Automation Bias Alters Control Environments

Automation bias — the tendency to over-trust automated outputs — is well documented (Lyell & Coiera, 2017).

In discharge workflows this may lead to:

• Reduced verification vigilance
• Delayed error detection
• False confidence in AI-generated text

ISI’s Failure Taxonomy™ classifies this as:

👉 Cognitive Control Erosion Failure

Where human oversight weakens because outputs appear reliable.


⚠️ Governance Insight #4

Risk Distribution Is Uneven

Emerging evidence suggests safety issues may increase for:

• Older patients
• Higher complexity patients

(Tang et al., 2026)

This introduces:

✔ Patient safety risk
✔ Ethical risk
✔ Health equity risk
✔ Regulatory scrutiny risk

Consistent with ISI’s systems integrity principle:

“Risk That Clusters Becomes Governance Risk.”

🏛️ The Director Duty Lens

Under Australian governance expectations, boards must ensure:

✔ Robust safety and quality systems
✔ Effective risk oversight
✔ Clear accountability structures
✔ Prudent technology adoption

Key board-level questions include:

1️⃣ Has safety validation preceded deployment?
2️⃣ How are hallucination risks detected and audited?
3️⃣ Are error rates analysed by patient subgroup?
4️⃣ Who holds accountability for AI-generated clinical communication?
5️⃣ Does human review remain a true control — or symbolic reassurance?

As governance doctrine consistently emphasises:

Directors govern consequences, not intentions.

(AICD, 2023)


🧭 The Systems Integrity Position

Generative AI at discharge is best framed as:

A safety-critical system augmentation

Not:

❌ A documentation shortcut
❌ A productivity tool
❌ A cost-reduction lever

Most defensible deployments position AI as:

✔ Drafting assistant
✔ Omission detector
✔ Consistency validator
✔ Variance flagger

Rather than:

❌ Autonomous clinical authority

Because in safety-critical systems:

Efficiency gains must never outpace integrity controls.


📚 References (Harvard Style)

Australian Institute of Company Directors (AICD) (2023) Director Tools: Risk Oversight & Governance.
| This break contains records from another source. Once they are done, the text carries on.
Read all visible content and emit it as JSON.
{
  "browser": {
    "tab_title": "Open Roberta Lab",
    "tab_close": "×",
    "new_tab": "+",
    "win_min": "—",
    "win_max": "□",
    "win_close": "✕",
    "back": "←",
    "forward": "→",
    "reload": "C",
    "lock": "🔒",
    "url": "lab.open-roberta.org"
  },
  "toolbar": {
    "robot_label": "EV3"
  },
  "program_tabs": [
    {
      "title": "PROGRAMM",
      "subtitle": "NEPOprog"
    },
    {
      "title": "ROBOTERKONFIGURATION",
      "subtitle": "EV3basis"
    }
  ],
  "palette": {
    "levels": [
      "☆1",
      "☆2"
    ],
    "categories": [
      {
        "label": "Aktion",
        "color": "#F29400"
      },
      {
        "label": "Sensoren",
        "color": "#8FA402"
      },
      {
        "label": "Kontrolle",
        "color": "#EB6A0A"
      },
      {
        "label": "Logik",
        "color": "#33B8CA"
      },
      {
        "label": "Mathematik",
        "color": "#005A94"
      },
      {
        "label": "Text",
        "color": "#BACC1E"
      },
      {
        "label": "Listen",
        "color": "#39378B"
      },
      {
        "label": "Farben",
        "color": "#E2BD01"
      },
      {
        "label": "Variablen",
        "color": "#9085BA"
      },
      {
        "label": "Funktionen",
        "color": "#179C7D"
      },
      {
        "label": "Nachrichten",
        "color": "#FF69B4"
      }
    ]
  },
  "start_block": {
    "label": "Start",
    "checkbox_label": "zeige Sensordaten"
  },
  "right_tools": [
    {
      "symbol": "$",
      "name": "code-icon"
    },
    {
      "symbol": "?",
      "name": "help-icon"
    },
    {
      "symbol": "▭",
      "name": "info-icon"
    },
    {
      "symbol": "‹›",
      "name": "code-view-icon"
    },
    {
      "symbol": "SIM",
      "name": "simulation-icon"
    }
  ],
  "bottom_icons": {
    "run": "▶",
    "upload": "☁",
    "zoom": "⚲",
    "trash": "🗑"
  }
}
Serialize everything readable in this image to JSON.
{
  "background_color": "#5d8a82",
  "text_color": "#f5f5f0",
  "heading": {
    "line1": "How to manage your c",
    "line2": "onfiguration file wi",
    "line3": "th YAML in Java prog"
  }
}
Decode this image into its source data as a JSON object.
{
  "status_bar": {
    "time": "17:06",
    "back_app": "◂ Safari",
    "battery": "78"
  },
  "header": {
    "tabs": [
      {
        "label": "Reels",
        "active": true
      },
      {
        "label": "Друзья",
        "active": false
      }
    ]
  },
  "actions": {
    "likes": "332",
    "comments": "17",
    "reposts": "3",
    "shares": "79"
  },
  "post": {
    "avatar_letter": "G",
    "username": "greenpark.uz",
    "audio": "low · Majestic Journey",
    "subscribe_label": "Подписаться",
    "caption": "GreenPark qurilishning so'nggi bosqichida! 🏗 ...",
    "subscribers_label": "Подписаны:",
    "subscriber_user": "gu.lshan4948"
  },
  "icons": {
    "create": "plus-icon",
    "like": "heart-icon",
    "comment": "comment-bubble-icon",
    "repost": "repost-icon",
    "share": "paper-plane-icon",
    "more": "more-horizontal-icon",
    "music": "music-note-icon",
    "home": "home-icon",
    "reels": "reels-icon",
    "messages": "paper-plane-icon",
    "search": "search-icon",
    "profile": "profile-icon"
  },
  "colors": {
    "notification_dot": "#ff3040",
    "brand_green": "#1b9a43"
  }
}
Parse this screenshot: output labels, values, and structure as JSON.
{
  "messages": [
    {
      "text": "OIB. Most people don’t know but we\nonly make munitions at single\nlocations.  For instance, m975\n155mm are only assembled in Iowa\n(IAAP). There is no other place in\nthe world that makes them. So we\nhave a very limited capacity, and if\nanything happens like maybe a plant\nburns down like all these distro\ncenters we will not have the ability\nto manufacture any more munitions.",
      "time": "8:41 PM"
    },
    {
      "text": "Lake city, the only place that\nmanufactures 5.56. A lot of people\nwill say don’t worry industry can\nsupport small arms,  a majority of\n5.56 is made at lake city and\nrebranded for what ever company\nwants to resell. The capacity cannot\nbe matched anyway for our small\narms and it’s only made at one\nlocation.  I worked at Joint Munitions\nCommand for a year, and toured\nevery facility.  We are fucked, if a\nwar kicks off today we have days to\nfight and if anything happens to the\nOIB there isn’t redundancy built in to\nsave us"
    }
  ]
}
Sydney: AICD.

Lyell, D. and Coiera, E. (2017) ‘Automation bias and verification complexity: a systematic review’, Journal of the American Medical Informatics Association, 24(2), pp. 423–431.

Stanceski, K. et al. (2024) ‘The quality and safety of using generative AI to produce patient-centred discharge instructions’, NPJ Digital Medicine.

Tang, M. et al. (2026) ‘Assessing the safety of patient-centred discharge medication instructions generated by an AI model’, International Journal of Medical Informatics.

World Health Organization (2019) Medication Safety in Transitions of Care. Geneva: WHO.

Institute for Systems Integrity (ISI) (2025) Integrity Protection Stack™.

Institute for Systems Integrity (ISI) (2025) Failure Taxonomy™.